With this basic process, the mesas técnicas de agua were established. It meant so much. It was based on Paulo Freire‘s philosophy that everyone has knowledge. It’s not that there is one engineer who knows everything and then all of the others who don’t know anything, but rather that everyone has knowledge to bring and gets involved.

So I think that you can clearly distinguish between two phases of the Bolivarian Process: between 1999-2006 and 2007-2012. However, I have made some enemies for saying this.

SS and RM: In 2005, Chávez announced that the goal of the Bolivarian Process was to achieve ‘21st century socialism.’ What is the significance of this concept?

SA: What I think is very important about the Bolivarian Process’s socialist proposal is that all of the socialisms it has envisioned need a qualifier: “Socialism of the 21st century”; “Bolivarian Socialism”, but not socialism pure and simple. When the term “socialism of the 21st century” was coined, I thought it was marvellous. It resolved an important conceptual problem: I don’t know what socialism of the 21st century is but I know it is not socialism of the 20th century.

“Why should we say no to socialism of the 20th century? Because socialism of the 20th century is purely a product of Western culture. It’s as if the West had two children: one greedy child that they named “Capitalism” and one generous child that they named “Socialism.” But neither of them questions the fact that development and progress are the essential goals of humanity. It doesn’t matter that the planet is burning.”

Why should we say no to socialism of the 20th century? Because socialism of the 20th century is purely a product of Western culture. It’s as if the West had two children: one greedy child that they named “Capitalism” and one generous child that they named “Socialism.” But neither of them questions the fact that development and progress are the essential goals of humanity. It doesn’t matter that the planet is burning. “Development! Progress! Liberation of the productive forces!” 20th century socialism was purely Western. All of the other forms, all of the other cultures, all of the other world views that humanity has developed over the millennia were left behind, because there was only one goal.

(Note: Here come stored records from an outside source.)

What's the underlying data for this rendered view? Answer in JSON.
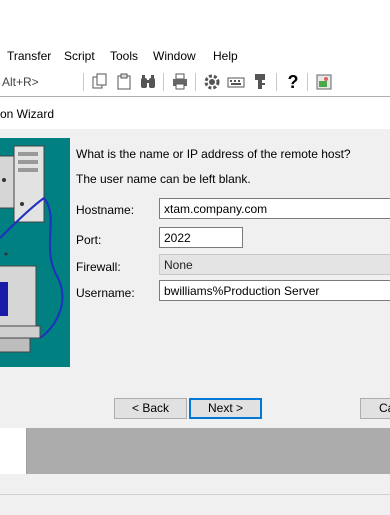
{
  "menu": {
    "items": [
      {
        "label": "Transfer"
      },
      {
        "label": "Script"
      },
      {
        "label": "Tools"
      },
      {
        "label": "Window"
      },
      {
        "label": "Help"
      }
    ]
  },
  "toolbar": {
    "shortcut_text": "Alt+R>",
    "icons": [
      "copy-icon",
      "paste-icon",
      "find-icon",
      "print-icon",
      "settings-icon",
      "keymap-icon",
      "key-icon",
      "help-icon",
      "sftp-icon"
    ],
    "help_glyph": "?"
  },
  "dialog": {
    "title": "on Wizard",
    "prompt": "What is the name or IP address of the remote host?",
    "hint": "The user name can be left blank.",
    "hostname_label": "Hostname:",
    "hostname_value": "xtam.company.com",
    "port_label": "Port:",
    "port_value": "2022",
    "firewall_label": "Firewall:",
    "firewall_value": "None",
    "username_label": "Username:",
    "username_value": "bwilliams%Production Server",
    "back_label": "< Back",
    "next_label": "Next >",
    "cancel_label": "Ca"
  },
  "colors": {
    "teal": "#008080",
    "focus_blue": "#0078d7"
  }
}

This was the only way of thinking; it was ‘the end of history,’ like Fukuyama said.

So despite all its problems, I really liked that the process needed to qualify socialism. It needed to attach an adjective to it, to distinguish it from 20th century socialism, which was only one experience of humanity. That experience culminated more or less in 1989, with the disappearance of the Soviet Union, and more importantly with the appearance of Russia.

Of course, many would say that wasn’t true socialism. I agree that it couldn’t have been socialism because it maintained the class structure, and the separation of manual and intellectual labour. But then what was socialism?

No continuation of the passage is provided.